It seems like almost every day we’re forced to hear another story of gross police misconduct and undue force, particularly when it comes to people of color in low-income neighborhoods. Though hip-hop used to be one of the loudest voices of dissent against the boys in blue’s abuse of power, MCs rarely tackle the issue these days, even though it’s just as prevalent as it was in the 80s and 90s.

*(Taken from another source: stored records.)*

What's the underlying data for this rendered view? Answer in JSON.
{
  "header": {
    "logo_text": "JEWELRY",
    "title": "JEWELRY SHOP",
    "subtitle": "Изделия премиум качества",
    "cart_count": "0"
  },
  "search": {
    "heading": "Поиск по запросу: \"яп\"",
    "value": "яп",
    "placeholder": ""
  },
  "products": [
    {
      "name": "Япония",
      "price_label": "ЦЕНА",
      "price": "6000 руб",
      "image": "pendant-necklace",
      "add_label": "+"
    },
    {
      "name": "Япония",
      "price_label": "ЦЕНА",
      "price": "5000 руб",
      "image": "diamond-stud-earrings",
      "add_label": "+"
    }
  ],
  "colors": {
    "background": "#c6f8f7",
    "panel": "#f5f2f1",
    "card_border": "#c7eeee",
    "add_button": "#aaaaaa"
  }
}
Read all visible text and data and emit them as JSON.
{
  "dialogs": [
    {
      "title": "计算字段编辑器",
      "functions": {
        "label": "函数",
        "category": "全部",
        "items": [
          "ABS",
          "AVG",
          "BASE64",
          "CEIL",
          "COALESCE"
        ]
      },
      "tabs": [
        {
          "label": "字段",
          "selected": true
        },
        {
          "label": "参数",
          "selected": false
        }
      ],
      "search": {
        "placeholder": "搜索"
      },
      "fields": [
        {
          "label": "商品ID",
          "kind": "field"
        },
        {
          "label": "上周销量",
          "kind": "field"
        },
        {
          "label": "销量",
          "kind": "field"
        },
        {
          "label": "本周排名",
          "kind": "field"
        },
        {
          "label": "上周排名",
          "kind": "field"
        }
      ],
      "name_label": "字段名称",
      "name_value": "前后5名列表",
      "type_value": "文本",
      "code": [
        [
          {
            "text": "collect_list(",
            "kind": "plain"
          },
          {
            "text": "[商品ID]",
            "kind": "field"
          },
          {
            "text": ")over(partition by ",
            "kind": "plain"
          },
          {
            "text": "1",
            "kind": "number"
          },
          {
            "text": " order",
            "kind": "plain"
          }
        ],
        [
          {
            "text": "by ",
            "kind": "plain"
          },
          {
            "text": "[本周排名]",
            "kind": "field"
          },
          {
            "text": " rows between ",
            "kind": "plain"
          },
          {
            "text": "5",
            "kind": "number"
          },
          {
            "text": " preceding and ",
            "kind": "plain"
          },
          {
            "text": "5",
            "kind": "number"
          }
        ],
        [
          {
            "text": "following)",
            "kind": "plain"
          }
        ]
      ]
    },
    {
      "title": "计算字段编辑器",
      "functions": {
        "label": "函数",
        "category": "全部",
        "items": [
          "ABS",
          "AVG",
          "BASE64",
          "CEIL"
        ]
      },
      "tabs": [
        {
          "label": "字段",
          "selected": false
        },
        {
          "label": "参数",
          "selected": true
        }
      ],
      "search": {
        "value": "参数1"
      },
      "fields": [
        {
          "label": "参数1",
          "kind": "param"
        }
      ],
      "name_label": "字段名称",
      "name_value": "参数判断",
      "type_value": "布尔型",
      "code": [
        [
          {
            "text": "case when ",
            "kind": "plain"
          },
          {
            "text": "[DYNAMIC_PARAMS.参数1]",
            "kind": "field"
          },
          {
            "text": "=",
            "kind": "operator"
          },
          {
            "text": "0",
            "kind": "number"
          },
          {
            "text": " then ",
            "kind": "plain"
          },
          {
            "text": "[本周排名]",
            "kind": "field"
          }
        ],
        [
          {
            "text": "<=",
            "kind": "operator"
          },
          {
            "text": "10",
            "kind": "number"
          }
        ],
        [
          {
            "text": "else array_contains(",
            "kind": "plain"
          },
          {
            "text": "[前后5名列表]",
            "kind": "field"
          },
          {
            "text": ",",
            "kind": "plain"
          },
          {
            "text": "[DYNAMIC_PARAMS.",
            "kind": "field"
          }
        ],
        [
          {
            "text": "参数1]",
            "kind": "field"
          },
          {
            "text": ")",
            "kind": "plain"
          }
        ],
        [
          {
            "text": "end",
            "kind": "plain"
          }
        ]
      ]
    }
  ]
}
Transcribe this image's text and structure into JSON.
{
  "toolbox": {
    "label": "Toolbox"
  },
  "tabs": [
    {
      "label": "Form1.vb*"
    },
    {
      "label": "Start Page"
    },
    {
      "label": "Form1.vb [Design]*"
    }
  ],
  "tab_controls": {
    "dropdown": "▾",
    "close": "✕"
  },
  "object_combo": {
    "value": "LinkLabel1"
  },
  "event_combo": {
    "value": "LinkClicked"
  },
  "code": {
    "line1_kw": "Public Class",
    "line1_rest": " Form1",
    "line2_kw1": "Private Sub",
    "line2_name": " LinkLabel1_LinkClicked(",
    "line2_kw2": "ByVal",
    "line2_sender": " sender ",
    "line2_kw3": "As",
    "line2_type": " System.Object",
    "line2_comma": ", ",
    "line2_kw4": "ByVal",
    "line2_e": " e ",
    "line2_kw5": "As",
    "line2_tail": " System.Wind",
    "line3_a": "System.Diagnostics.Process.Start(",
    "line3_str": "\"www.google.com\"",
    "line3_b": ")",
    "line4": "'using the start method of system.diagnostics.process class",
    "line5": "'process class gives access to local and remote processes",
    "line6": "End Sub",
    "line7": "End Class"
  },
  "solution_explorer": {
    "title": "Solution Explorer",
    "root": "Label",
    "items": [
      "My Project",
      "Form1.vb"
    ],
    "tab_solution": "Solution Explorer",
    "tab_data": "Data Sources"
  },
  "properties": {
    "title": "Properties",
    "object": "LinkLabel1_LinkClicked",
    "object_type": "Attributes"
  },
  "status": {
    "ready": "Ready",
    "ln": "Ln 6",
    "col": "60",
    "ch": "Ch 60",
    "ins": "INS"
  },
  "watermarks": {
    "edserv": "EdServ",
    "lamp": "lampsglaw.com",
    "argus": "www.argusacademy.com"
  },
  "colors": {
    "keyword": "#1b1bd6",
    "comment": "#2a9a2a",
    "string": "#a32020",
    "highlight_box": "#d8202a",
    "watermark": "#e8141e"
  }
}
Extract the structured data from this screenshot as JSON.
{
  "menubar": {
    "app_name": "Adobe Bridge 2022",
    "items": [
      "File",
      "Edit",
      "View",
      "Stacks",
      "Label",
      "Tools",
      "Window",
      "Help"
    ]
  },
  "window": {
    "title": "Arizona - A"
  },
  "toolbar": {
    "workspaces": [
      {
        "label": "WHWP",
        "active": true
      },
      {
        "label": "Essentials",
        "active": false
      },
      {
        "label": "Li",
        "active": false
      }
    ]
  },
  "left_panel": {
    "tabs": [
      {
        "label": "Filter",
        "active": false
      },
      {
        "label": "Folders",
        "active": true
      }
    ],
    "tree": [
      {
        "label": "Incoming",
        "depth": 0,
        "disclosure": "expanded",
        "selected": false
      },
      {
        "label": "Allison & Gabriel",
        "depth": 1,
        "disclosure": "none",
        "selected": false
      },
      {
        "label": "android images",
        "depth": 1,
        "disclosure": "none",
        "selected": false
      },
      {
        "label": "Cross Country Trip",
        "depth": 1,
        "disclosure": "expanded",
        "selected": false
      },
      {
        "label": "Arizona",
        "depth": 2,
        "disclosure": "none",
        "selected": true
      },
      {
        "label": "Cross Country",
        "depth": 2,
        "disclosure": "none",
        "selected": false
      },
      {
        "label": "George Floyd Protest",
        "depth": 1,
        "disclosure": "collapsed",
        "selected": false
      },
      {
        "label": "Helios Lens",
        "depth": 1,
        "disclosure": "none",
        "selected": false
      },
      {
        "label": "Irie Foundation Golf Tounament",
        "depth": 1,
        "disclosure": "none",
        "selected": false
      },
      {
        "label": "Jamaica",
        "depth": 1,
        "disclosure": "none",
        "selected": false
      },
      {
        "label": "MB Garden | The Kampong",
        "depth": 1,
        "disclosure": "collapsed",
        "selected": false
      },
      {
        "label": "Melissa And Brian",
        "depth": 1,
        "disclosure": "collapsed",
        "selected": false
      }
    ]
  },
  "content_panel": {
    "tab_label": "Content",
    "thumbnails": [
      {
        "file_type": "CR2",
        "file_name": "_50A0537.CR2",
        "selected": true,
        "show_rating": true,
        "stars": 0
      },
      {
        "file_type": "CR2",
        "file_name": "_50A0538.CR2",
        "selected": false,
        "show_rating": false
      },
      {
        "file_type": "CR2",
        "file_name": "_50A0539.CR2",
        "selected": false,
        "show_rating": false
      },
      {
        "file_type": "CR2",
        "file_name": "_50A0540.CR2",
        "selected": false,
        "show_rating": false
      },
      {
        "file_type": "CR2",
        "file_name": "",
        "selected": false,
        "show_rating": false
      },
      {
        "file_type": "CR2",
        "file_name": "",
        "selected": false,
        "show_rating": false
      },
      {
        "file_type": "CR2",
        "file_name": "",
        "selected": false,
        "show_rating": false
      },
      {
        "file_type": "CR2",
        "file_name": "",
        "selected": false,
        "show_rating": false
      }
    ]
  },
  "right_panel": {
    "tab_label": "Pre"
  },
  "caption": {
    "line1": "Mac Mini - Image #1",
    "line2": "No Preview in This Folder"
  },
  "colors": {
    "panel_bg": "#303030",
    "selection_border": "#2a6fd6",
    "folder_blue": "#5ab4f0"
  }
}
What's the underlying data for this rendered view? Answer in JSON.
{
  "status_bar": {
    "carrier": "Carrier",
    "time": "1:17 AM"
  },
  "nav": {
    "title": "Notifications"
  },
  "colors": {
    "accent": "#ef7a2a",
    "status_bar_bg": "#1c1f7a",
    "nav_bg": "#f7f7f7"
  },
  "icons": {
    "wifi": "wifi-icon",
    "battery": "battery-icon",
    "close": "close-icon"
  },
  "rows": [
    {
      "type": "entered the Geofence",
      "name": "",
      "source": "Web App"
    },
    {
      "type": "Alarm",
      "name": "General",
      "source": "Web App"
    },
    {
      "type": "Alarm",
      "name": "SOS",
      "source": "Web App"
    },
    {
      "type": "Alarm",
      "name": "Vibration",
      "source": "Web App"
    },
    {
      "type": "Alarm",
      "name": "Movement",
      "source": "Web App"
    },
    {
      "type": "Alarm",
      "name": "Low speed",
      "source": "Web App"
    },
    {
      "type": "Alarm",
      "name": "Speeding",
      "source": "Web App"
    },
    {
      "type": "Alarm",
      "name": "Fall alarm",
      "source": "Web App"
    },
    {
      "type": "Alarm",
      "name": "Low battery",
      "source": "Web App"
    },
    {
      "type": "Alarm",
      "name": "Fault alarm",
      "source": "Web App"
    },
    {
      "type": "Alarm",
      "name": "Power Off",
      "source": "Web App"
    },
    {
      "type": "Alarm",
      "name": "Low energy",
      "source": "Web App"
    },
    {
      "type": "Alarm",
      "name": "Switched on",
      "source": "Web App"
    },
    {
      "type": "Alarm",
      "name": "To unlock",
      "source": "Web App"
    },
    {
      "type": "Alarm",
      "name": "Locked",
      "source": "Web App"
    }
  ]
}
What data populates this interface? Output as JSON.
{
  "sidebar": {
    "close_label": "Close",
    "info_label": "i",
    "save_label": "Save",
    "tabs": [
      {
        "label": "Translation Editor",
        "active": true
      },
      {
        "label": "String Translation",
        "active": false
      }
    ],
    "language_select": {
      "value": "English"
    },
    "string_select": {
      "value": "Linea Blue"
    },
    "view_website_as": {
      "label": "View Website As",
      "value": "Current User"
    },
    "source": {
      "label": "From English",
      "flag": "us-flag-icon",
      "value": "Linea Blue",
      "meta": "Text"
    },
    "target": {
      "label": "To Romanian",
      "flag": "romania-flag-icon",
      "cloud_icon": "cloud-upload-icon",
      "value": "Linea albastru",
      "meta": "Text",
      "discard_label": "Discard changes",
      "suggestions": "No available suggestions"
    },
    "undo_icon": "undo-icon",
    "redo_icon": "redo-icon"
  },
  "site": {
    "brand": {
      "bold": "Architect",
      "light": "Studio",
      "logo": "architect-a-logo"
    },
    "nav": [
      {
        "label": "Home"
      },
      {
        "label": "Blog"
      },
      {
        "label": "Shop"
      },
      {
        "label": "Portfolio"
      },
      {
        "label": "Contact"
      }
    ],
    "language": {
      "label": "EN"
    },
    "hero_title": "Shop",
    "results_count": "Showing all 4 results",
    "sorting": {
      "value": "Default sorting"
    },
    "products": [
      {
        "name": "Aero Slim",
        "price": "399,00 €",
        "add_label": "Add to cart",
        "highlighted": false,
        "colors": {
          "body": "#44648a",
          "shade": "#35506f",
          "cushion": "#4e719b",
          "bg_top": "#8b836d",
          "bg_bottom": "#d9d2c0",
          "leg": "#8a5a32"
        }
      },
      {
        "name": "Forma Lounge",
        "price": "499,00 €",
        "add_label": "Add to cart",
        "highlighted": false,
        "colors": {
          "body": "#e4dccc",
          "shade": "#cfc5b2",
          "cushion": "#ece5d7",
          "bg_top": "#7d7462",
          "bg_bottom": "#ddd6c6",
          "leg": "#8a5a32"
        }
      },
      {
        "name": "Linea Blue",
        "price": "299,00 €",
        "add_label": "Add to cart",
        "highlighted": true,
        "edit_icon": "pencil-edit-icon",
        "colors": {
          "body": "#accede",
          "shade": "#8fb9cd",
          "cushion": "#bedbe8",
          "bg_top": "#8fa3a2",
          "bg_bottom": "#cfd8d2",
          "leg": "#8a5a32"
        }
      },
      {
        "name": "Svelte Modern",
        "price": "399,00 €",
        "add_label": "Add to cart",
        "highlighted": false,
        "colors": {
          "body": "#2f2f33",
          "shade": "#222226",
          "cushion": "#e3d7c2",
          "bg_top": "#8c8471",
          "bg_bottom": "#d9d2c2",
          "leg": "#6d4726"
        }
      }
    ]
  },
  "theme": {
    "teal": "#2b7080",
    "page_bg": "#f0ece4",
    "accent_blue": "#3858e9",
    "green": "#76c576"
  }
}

Enter Texas-based rap trio Ghost Palace and their latest cut “Piggy.” The instrumental, crafted by beatmaker Progeny and assisted by bass player Rob Castro, hearkens back to the days of angry protest rap in the vein of Public Enemy or Ice-T. Lyricist Evolve tells a tale that we know all too well, except this time it’s from the point of view of a racist cop who has been taught to feel invincible: “As long as this badge and gun protect my name, I’ll keep pumping bullets in bodies with no fucking shame.” He also makes note of the fact that many of the police officers who have victimized people of color not only get away with it, but often make a profit: “Piggy killed an unarmed citizen, no regret/Piggy wrote a book about his exploits and got a paycheck.”
There’s no doubt that hip-hop has evolved from its earliest forms as a rebel yell from the ghetto into its status as music for the masses. But “Piggy” proves the genre can still pack a defiant punch when it comes to tackling the social ills of the country that birthed it.